One soldier had a fragment go right through his pancreas, missing the main portal vein by one millimeter.

“To have that big of a pancreatic injury and not have a vein I had to repair was incredible. If it had hit the portal vein, he would have died,” he said. “We drained it and did the best we could.”

The patient left Landstuhl and Dr. Bertin lost track of him until he read a newspaper article about a rare pancreatic cell transplant procedure the patient underwent at Walter Reed.

There are two other incidents he will remember. One was when he had to return to the operating room at night to close a surgery. It was the beginning of the second week of his stay, and someone had forgotten to put his name on that week’s access roster.

“Security was so tight, if you weren’t on the roster you couldn’t get in. They wouldn’t accept my passport ID. I had to get the staff surgeon upstairs to walk me in,” he said.

Then, shortly before he left for home, he met actor Gary Sinise at the hospital. ...

“Lots of people (entertainers) come through the USO part, but he is one of the very few that come into the intensive care unit. He was very concerned and helpful with the injured soldiers,” Bertin said.

My post about Sinise's visit is here.

According to Bertin,
The best part was seeing the excellent, well-organized care by all the staff, and the cooperation between doctors, nurses and operating room techs, no matter what branch of the military they were from.

“We’re all on the same side,” he said. “The family of any injured soldier can take solace that they are getting the best care.”

The slots for volunteers is filled for next year, but he plans to return in 2011.

Another vascular surgeon from Florida talks about his recent stint at Landstuhl:

A member of the Society for Vascular Surgery, [Dr. Faro] volunteered to help staff the Landstuhl Regional Medical Center, which was in need of vascular surgeons.

During his stay, he and a team of physicians managed the care of 12 acute trauma patients who had been injured during combat in Afghanistan.

"They were mostly blast injuries, gunshot wounds, spinal injuries, things like that," he said. "I did the vascular part. As a team, we had multiple surgeons and medical personnel, all in critical care."
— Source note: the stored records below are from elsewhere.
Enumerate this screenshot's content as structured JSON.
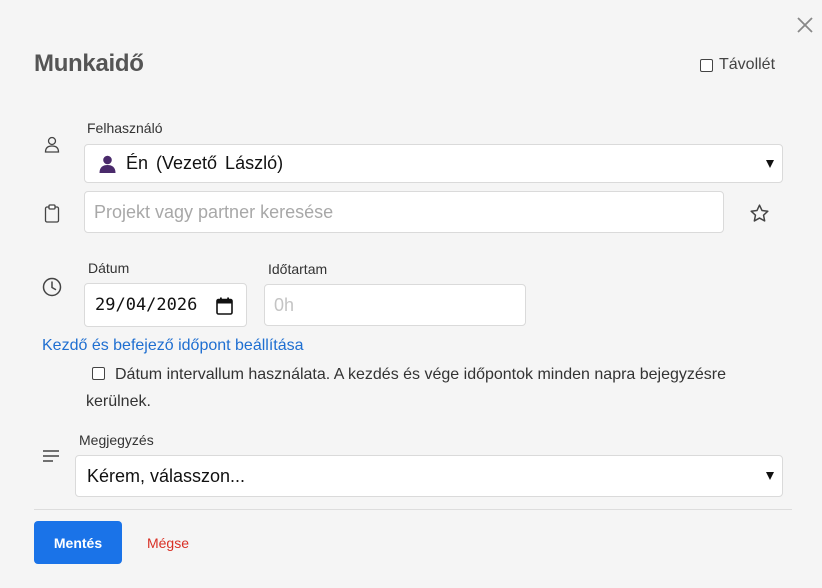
{
  "dialog": {
    "title": "Munkaidő",
    "absence_label": "Távollét"
  },
  "user": {
    "label": "Felhasználó",
    "selected": "Én (Vezető László)"
  },
  "project": {
    "placeholder": "Projekt vagy partner keresése"
  },
  "date": {
    "label": "Dátum",
    "value": "29/04/2026"
  },
  "duration": {
    "label": "Időtartam",
    "placeholder": "0h"
  },
  "time_range_link": "Kezdő és befejező időpont beállítása",
  "interval": {
    "label": "Dátum intervallum használata. A kezdés és vége időpontok minden napra bejegyzésre kerülnek."
  },
  "note": {
    "label": "Megjegyzés",
    "selected": "Kérem, válasszon..."
  },
  "buttons": {
    "save": "Mentés",
    "cancel": "Mégse"
  },
  "icons": {
    "close": "close-icon",
    "user": "user-icon",
    "avatar": "avatar-icon",
    "project": "clipboard-icon",
    "favorite": "star-icon",
    "time": "clock-icon",
    "calendar": "calendar-icon",
    "note": "lines-icon"
  },
  "colors": {
    "primary": "#1a73e8",
    "link": "#1f6fd1",
    "danger": "#d93025",
    "avatar": "#4a2a6b"
  }
}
After treatment, the troops were flown to the United States or their home countries for continuing care. When they left, others would arrive.

"You didn't know what you were going to get," said Faro, who has four grandchildren. "You could get no planes, or two or three planes full of people." ...

"It was an honor to do it," he said. "I was in Guam at the end of the Vietnam War, and we were transferring sick patients and refugees. It served a purpose. This really serves a purpose. It's something you can give back to people."

What a great program. Our thanks to the docs for coming here. I'm sure it's something they will never forget.